Thursday, May 21, 2015
So Wait....The Days Grow SHORTER In The Summer? Yes!
It is astounding and kind of ironic that too many (who likely never had exposure to basic astronomy ) fail to realize the days actually get progressively shorter during the summer (which begins at the summer solstice, or about June 21st.) Reference to the above diagram can help to clarify this, including that (for the northern hemisphere):
1) The shortest day of the year is at the winter solstice (Dec. 22-23)
2) The longest day of the year occurs at the summer solstice (June 21-22)

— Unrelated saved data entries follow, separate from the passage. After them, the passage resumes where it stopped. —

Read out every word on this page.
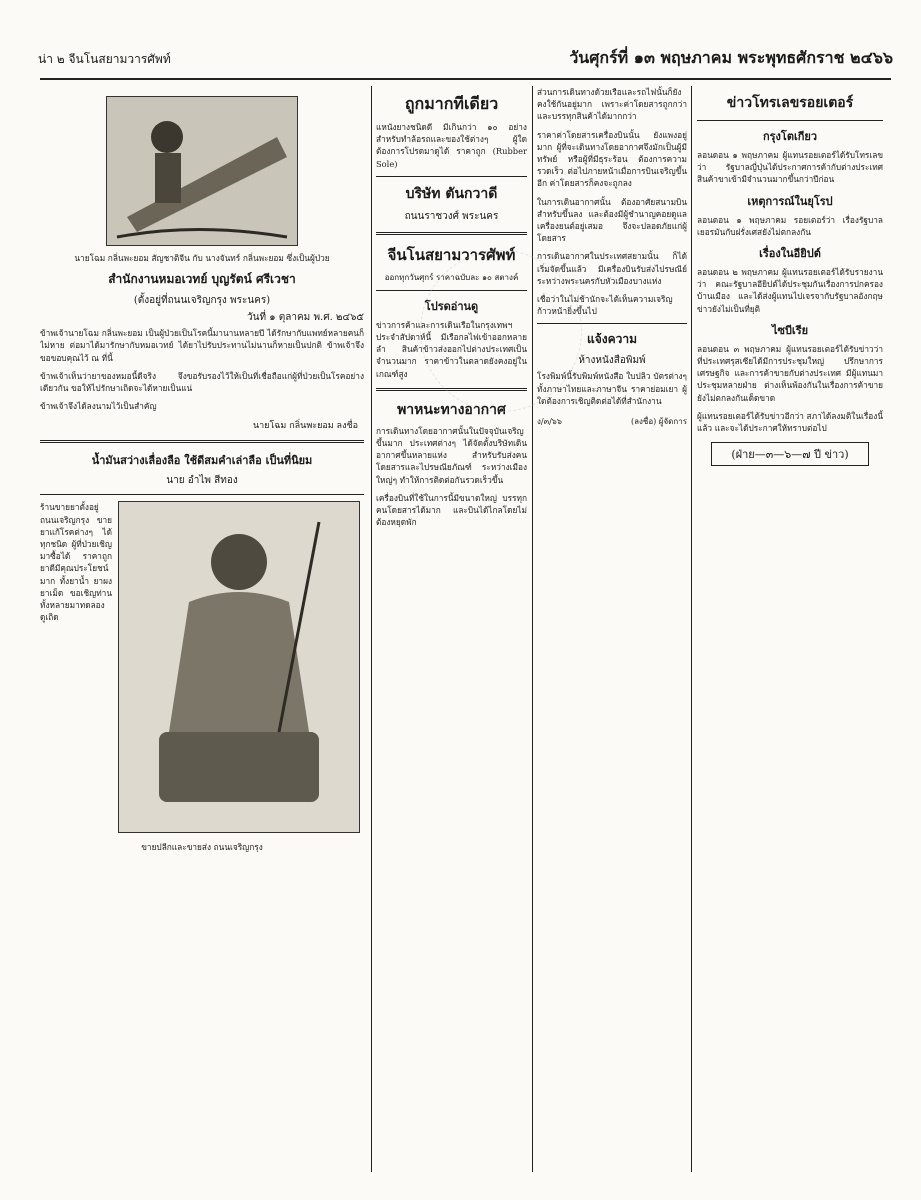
น่า ๒ จีนโนสยามวารศัพท์	วันศุกร์ที่ ๑๓ พฤษภาคม พระพุทธศักราช ๒๔๖๖
นายโฉม กลิ่นพะยอม สัญชาติจีน กับ นางจันทร์ กลิ่นพะยอม ซึ่งเป็นผู้ป่วย
สำนักงานหมอเวทย์ บุญรัตน์ ศรีเวชา
(ตั้งอยู่ที่ถนนเจริญกรุง พระนคร)
วันที่ ๑ ตุลาคม พ.ศ. ๒๔๖๕
ข้าพเจ้านายโฉม กลิ่นพะยอม เป็นผู้ป่วยเป็นโรคนี้มานานหลายปี ได้รักษากับแพทย์หลายคนก็ไม่หาย ต่อมาได้มารักษากับหมอเวทย์ ได้ยาไปรับประทานไม่นานก็หายเป็นปกติ ข้าพเจ้าจึงขอขอบคุณไว้ ณ ที่นี้
ข้าพเจ้าเห็นว่ายาของหมอนี้ดีจริง จึงขอรับรองไว้ให้เป็นที่เชื่อถือแก่ผู้ที่ป่วยเป็นโรคอย่างเดียวกัน ขอให้ไปรักษาเถิดจะได้หายเป็นแน่
ข้าพเจ้าจึงได้ลงนามไว้เป็นสำคัญ
นายโฉม กลิ่นพะยอม ลงชื่อ
น้ำมันสว่างเลื่องลือ ใช้ดีสมคำเล่าลือ เป็นที่นิยม
นาย อำไพ สีทอง
ร้านขายยาตั้งอยู่ถนนเจริญกรุง ขายยาแก้โรคต่างๆ ได้ทุกชนิด ผู้ที่ป่วยเชิญมาซื้อได้ ราคาถูก ยาดีมีคุณประโยชน์มาก ทั้งยาน้ำ ยาผง ยาเม็ด ขอเชิญท่านทั้งหลายมาทดลองดูเถิด
ขายปลีกและขายส่ง ถนนเจริญกรุง
ถูกมากทีเดียว
แหนังยางชนิดดี มีเกินกว่า ๑๐ อย่าง สำหรับทำล้อรถและของใช้ต่างๆ ผู้ใดต้องการโปรดมาดูได้ ราคาถูก (Rubber Sole)
บริษัท ตันกวาดี
ถนนราชวงศ์ พระนคร
จีนโนสยามวารศัพท์
ออกทุกวันศุกร์ ราคาฉบับละ ๑๐ สตางค์
โปรดอ่านดู
ข่าวการค้าและการเดินเรือในกรุงเทพฯ ประจำสัปดาห์นี้ มีเรือกลไฟเข้าออกหลายลำ สินค้าข้าวส่งออกไปต่างประเทศเป็นจำนวนมาก ราคาข้าวในตลาดยังคงอยู่ในเกณฑ์สูง
พาหนะทางอากาศ
การเดินทางโดยอากาศนั้นในปัจจุบันเจริญขึ้นมาก ประเทศต่างๆ ได้จัดตั้งบริษัทเดินอากาศขึ้นหลายแห่ง สำหรับรับส่งคนโดยสารและไปรษณียภัณฑ์ ระหว่างเมืองใหญ่ๆ ทำให้การติดต่อกันรวดเร็วขึ้น
เครื่องบินที่ใช้ในการนี้มีขนาดใหญ่ บรรทุกคนโดยสารได้มาก และบินได้ไกลโดยไม่ต้องหยุดพัก
ส่วนการเดินทางด้วยเรือและรถไฟนั้นก็ยังคงใช้กันอยู่มาก เพราะค่าโดยสารถูกกว่าและบรรทุกสินค้าได้มากกว่า
ราคาค่าโดยสารเครื่องบินนั้น ยังแพงอยู่มาก ผู้ที่จะเดินทางโดยอากาศจึงมักเป็นผู้มีทรัพย์ หรือผู้ที่มีธุระร้อน ต้องการความรวดเร็ว ต่อไปภายหน้าเมื่อการบินเจริญขึ้นอีก ค่าโดยสารก็คงจะถูกลง
ในการเดินอากาศนั้น ต้องอาศัยสนามบินสำหรับขึ้นลง และต้องมีผู้ชำนาญคอยดูแลเครื่องยนต์อยู่เสมอ จึงจะปลอดภัยแก่ผู้โดยสาร
การเดินอากาศในประเทศสยามนั้น ก็ได้เริ่มจัดขึ้นแล้ว มีเครื่องบินรับส่งไปรษณีย์ระหว่างพระนครกับหัวเมืองบางแห่ง
เชื่อว่าในไม่ช้านักจะได้เห็นความเจริญก้าวหน้ายิ่งขึ้นไป
แจ้งความ
ห้างหนังสือพิมพ์
โรงพิมพ์นี้รับพิมพ์หนังสือ ใบปลิว บัตรต่างๆ ทั้งภาษาไทยและภาษาจีน ราคาย่อมเยา ผู้ใดต้องการเชิญติดต่อได้ที่สำนักงาน
ง/๓/๖๖	(ลงชื่อ) ผู้จัดการ
ข่าวโทรเลขรอยเตอร์
กรุงโตเกียว
ลอนดอน ๑ พฤษภาคม ผู้แทนรอยเตอร์ได้รับโทรเลขว่า รัฐบาลญี่ปุ่นได้ประกาศการค้ากับต่างประเทศ สินค้าขาเข้ามีจำนวนมากขึ้นกว่าปีก่อน
เหตุการณ์ในยุโรป
ลอนดอน ๑ พฤษภาคม รอยเตอร์ว่า เรื่องรัฐบาลเยอรมันกับฝรั่งเศสยังไม่ตกลงกัน
เรื่องในอียิปต์
ลอนดอน ๒ พฤษภาคม ผู้แทนรอยเตอร์ได้รับรายงานว่า คณะรัฐบาลอียิปต์ได้ประชุมกันเรื่องการปกครองบ้านเมือง และได้ส่งผู้แทนไปเจรจากับรัฐบาลอังกฤษ ข่าวยังไม่เป็นที่ยุติ
ไซบีเรีย
ลอนดอน ๓ พฤษภาคม ผู้แทนรอยเตอร์ได้รับข่าวว่า ที่ประเทศรุสเซียได้มีการประชุมใหญ่ ปรึกษาการเศรษฐกิจ และการค้าขายกับต่างประเทศ มีผู้แทนมาประชุมหลายฝ่าย ต่างเห็นพ้องกันในเรื่องการค้าขาย ยังไม่ตกลงกันเด็ดขาด
ผู้แทนรอยเตอร์ได้รับข่าวอีกว่า สภาได้ลงมติในเรื่องนี้แล้ว และจะได้ประกาศให้ทราบต่อไป
(ฝ่าย—๓—๖—๗ ปี ข่าว)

Let's examine this in a bit more detail, paying attention to the proportion of n. hemisphere solar exposure between points A and C. At point A in the diagram, we have the commencement of summer in the northern hemisphere (summer solstice) because the Earth's axis is tilted toward the Sun hence the N. hemisphere receives more direct sunlight, radiation. Also at point A, we have the longest day.

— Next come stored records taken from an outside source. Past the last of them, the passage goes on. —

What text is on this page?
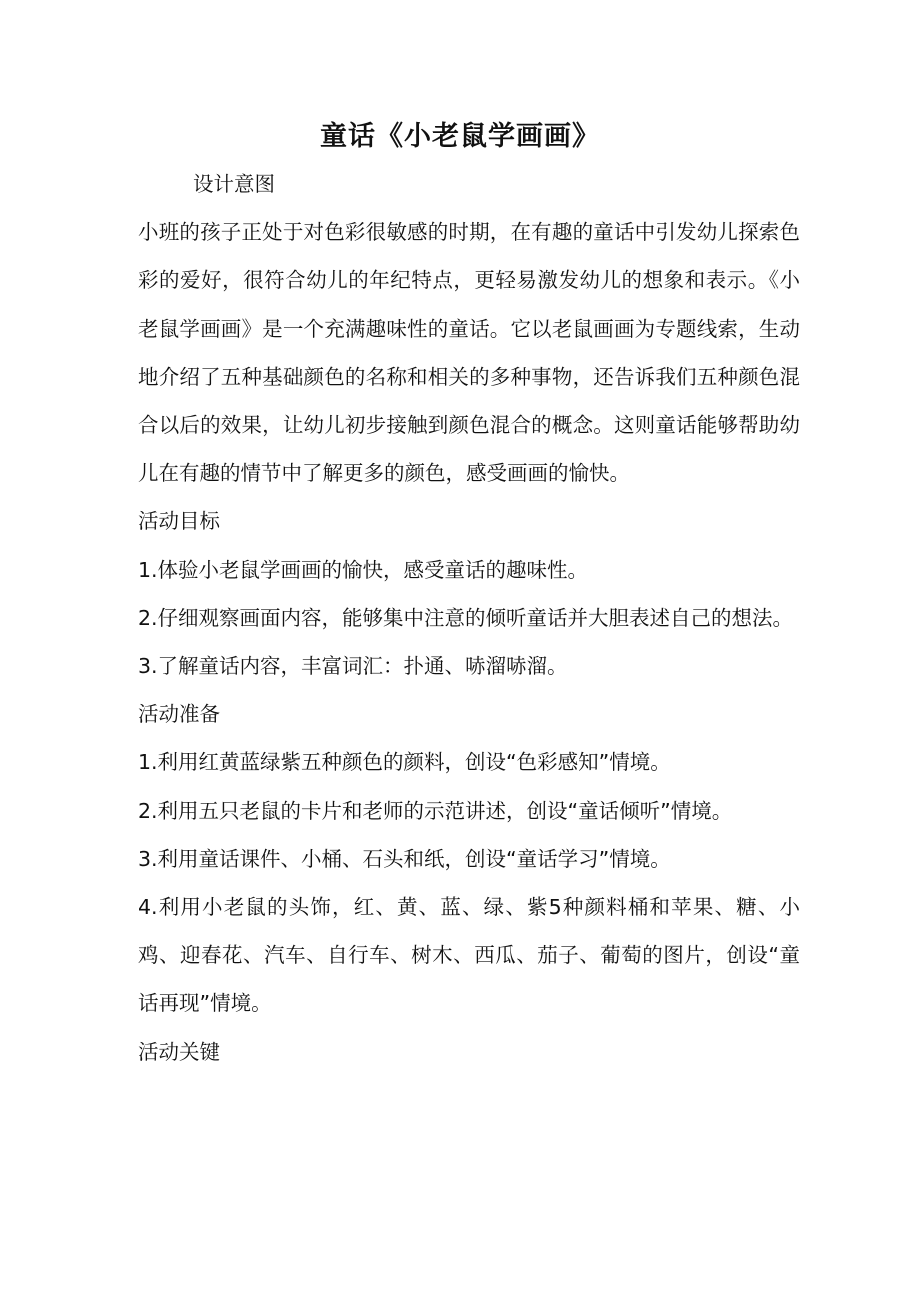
童话《小老鼠学画画》

设计意图

小班的孩子正处于对色彩很敏感的时期，在有趣的童话中引发幼儿探索色彩的爱好，很符合幼儿的年纪特点，更轻易激发幼儿的想象和表示。《小老鼠学画画》是一个充满趣味性的童话。它以老鼠画画为专题线索，生动地介绍了五种基础颜色的名称和相关的多种事物，还告诉我们五种颜色混合以后的效果，让幼儿初步接触到颜色混合的概念。这则童话能够帮助幼儿在有趣的情节中了解更多的颜色，感受画画的愉快。

活动目标

1.体验小老鼠学画画的愉快，感受童话的趣味性。

2.仔细观察画面内容，能够集中注意的倾听童话并大胆表述自己的想法。

3.了解童话内容，丰富词汇：扑通、哧溜哧溜。

活动准备

1.利用红黄蓝绿紫五种颜色的颜料，创设“色彩感知”情境。

2.利用五只老鼠的卡片和老师的示范讲述，创设“童话倾听”情境。

3.利用童话课件、小桶、石头和纸，创设“童话学习”情境。

4.利用小老鼠的头饰，红、黄、蓝、绿、紫5种颜料桶和苹果、糖、小鸡、迎春花、汽车、自行车、树木、西瓜、茄子、葡萄的图片，创设“童话再现”情境。

活动关键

Summer lasts up to point B which marks the autumnal equinox, but during this interval the length of day is continually growing shorter. Again, the proportion of N. hemisphere area exposed to the Sun continually decreases which means from point A onwards the days continually grow shorter. The N. hemisphere observer notes the Sun's altitude in the sky is becoming lower and its path across the sky (diurnal circle) less.

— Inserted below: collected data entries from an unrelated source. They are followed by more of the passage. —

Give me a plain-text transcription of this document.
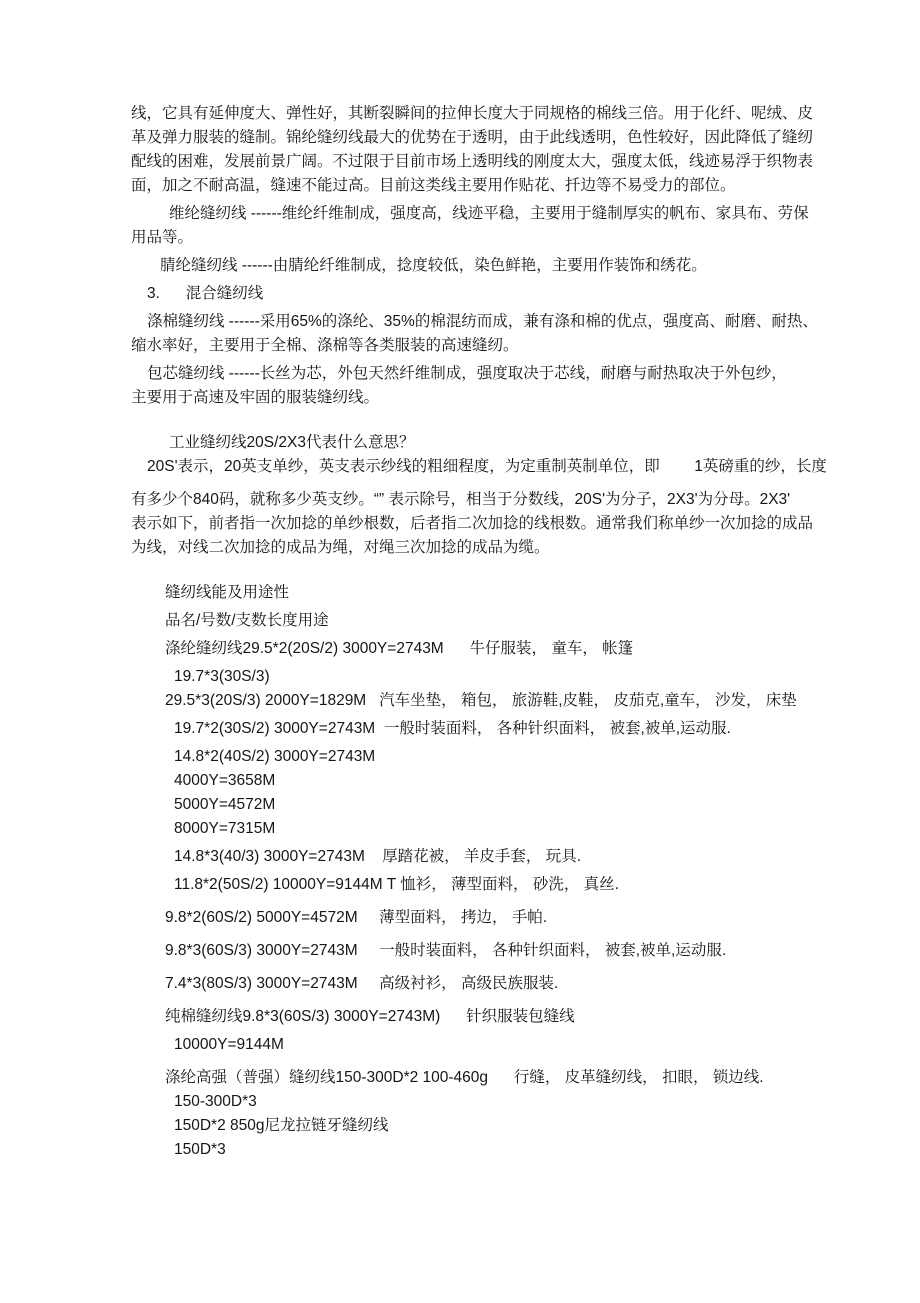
线，它具有延伸度大、弹性好，其断裂瞬间的拉伸长度大于同规格的棉线三倍。用于化纤、呢绒、皮
革及弹力服装的缝制。锦纶缝纫线最大的优势在于透明，由于此线透明，色性较好，因此降低了缝纫
配线的困难，发展前景广阔。不过限于目前市场上透明线的刚度太大，强度太低，线迹易浮于织物表
面，加之不耐高温，缝速不能过高。目前这类线主要用作贴花、扦边等不易受力的部位。
维纶缝纫线 ------维纶纤维制成，强度高，线迹平稳，主要用于缝制厚实的帆布、家具布、劳保
用品等。
腈纶缝纫线 ------由腈纶纤维制成，捻度较低，染色鲜艳，主要用作装饰和绣花。
3.      混合缝纫线
涤棉缝纫线 ------采用65%的涤纶、35%的棉混纺而成，兼有涤和棉的优点，强度高、耐磨、耐热、
缩水率好，主要用于全棉、涤棉等各类服装的高速缝纫。
包芯缝纫线 ------长丝为芯，外包天然纤维制成，强度取决于芯线，耐磨与耐热取决于外包纱，
主要用于高速及牢固的服装缝纫线。
工业缝纫线20S/2X3代表什么意思？
20S'表示，20英支单纱，英支表示纱线的粗细程度，为定重制英制单位，即        1英磅重的纱，长度
有多少个840码，就称多少英支纱。“” 表示除号，相当于分数线，20S'为分子，2X3'为分母。2X3'
表示如下，前者指一次加捻的单纱根数，后者指二次加捻的线根数。通常我们称单纱一次加捻的成品
为线，对线二次加捻的成品为绳，对绳三次加捻的成品为缆。
缝纫线能及用途性
品名/号数/支数长度用途
涤纶缝纫线29.5*2(20S/2) 3000Y=2743M      牛仔服装， 童车， 帐篷
19.7*3(30S/3)
29.5*3(20S/3) 2000Y=1829M   汽车坐垫， 箱包， 旅游鞋,皮鞋， 皮茄克,童车， 沙发， 床垫
19.7*2(30S/2) 3000Y=2743M  一般时装面料， 各种针织面料， 被套,被单,运动服.
14.8*2(40S/2) 3000Y=2743M
4000Y=3658M
5000Y=4572M
8000Y=7315M
14.8*3(40/3) 3000Y=2743M    厚踏花被， 羊皮手套， 玩具.
11.8*2(50S/2) 10000Y=9144M T 恤衫， 薄型面料， 砂洗， 真丝.
9.8*2(60S/2) 5000Y=4572M     薄型面料， 拷边， 手帕.
9.8*3(60S/3) 3000Y=2743M     一般时装面料， 各种针织面料， 被套,被单,运动服.
7.4*3(80S/3) 3000Y=2743M     高级衬衫， 高级民族服装.
纯棉缝纫线9.8*3(60S/3) 3000Y=2743M)      针织服装包缝线
10000Y=9144M
涤纶高强（普强）缝纫线150-300D*2 100-460g      行缝， 皮革缝纫线， 扣眼， 锁边线.
150-300D*3
150D*2 850g尼龙拉链牙缝纫线
150D*3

This extends to point C, or the winter solstice, which marks both the shortest day (again for the N. hemisphere) and the beginning of winter. Note the tilt of the Earth's axis is away from the Sun, indicating less direct solar heat, radiation - while the S. hemisphere now receives more - hence it is now summer in that hemisphere.
The winter season extends from point C to point D, with the day lengths now increasing all the while, until the vernal equinox is reached around or about March 21, the first day of Spring. Spring then extends from March 21 to the summer solstice, with the length of days increasing further as the observer notes the Sun now gains greater altitude in the sky, and thus longer diurnal circles (as it approaches the summer solstice (A).)
In summary then, the tilt of the Earth modulates the extent or the amount of sunlight-radiation (including heat) a hemisphere receives at a particular time, or over a given interval. Onset of winter and summer are defined respectively by the extreme axial tilts of either "fully away" from the Sun, and "fully toward", while Fall, Spring are defined by neutral tilts - i.e. neither away nor directly toward.
The main takeaway? Days grow shorter during the summer - they grow longer beginning with the winter solstice (Dec. 22-23) and extending to the summer solstice.